Hey, this could be a good thing...
Anyway, this server has bigger problems - like consuming over 50% CPU on a 1.8GHz P4 when handling less than 2000 transactions a minute. SQL Server was just laughing at us, typically idling along at less than 1% CPU (on a separate box). A bit of judicious transferral of operations (changing a chatty interface to a slightly more chunky one, with more work done outside the bottleneck server process) improved matters.

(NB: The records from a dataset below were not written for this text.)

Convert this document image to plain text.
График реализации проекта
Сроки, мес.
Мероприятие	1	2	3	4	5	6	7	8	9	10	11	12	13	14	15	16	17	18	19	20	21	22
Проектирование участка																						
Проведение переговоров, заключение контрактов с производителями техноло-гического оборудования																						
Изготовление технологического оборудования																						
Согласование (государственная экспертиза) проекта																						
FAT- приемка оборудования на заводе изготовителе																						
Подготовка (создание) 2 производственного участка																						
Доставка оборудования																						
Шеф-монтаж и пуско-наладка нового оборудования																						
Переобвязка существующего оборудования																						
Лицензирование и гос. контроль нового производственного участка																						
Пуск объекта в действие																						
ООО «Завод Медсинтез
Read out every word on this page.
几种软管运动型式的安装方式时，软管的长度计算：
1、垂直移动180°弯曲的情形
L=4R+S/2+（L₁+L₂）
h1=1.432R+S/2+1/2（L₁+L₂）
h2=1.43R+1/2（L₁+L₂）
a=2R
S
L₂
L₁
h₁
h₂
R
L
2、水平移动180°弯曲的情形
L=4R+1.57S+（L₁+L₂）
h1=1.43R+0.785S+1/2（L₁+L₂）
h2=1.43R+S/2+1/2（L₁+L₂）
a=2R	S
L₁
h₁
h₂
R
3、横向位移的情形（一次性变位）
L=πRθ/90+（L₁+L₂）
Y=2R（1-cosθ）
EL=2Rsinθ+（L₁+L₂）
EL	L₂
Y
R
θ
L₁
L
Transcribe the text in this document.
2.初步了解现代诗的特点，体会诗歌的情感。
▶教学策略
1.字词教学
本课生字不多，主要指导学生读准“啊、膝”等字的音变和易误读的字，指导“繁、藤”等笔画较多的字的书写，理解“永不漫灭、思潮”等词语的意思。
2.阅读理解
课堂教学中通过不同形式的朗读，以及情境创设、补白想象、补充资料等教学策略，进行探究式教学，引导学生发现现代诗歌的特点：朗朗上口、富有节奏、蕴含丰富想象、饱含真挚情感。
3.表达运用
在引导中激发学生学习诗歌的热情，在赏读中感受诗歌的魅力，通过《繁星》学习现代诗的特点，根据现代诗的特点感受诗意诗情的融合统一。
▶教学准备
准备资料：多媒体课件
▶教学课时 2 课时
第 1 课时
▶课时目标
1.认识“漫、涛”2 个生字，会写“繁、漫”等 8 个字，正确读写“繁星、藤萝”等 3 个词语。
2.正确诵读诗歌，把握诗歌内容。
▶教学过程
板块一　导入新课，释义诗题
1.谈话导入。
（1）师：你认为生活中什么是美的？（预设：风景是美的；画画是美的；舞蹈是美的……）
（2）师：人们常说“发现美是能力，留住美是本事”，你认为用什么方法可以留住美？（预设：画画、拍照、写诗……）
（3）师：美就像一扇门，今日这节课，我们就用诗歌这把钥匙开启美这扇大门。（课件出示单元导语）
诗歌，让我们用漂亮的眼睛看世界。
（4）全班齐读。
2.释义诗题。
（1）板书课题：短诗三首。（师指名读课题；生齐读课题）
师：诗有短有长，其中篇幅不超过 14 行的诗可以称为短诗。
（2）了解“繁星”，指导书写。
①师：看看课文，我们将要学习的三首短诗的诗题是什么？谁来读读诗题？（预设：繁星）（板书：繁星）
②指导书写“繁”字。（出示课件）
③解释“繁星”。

.NET Interop is becoming, er, entertaining, too. The application server does nothing useful on its own - it must host an application, which is a COM object (connected server-to-application using Automation late-binding - simple, but inefficient). COM Interop in the CLR allows us to write applications using VB.NET (thank the gods, an environment that doesn't utterly suck). I'm not sure of myself in this environment yet, though. Should I ever call Marshal.ReleaseComObject? Should I be calling it every time?
Publisher Policy bit me as well. It's not well documented. I should write an article for it (here or codeproject). If you don't know what it is, forget about it ;)
I've been vaguely considering re-implementing this server using a .NET language for a while. Might do a bit of that.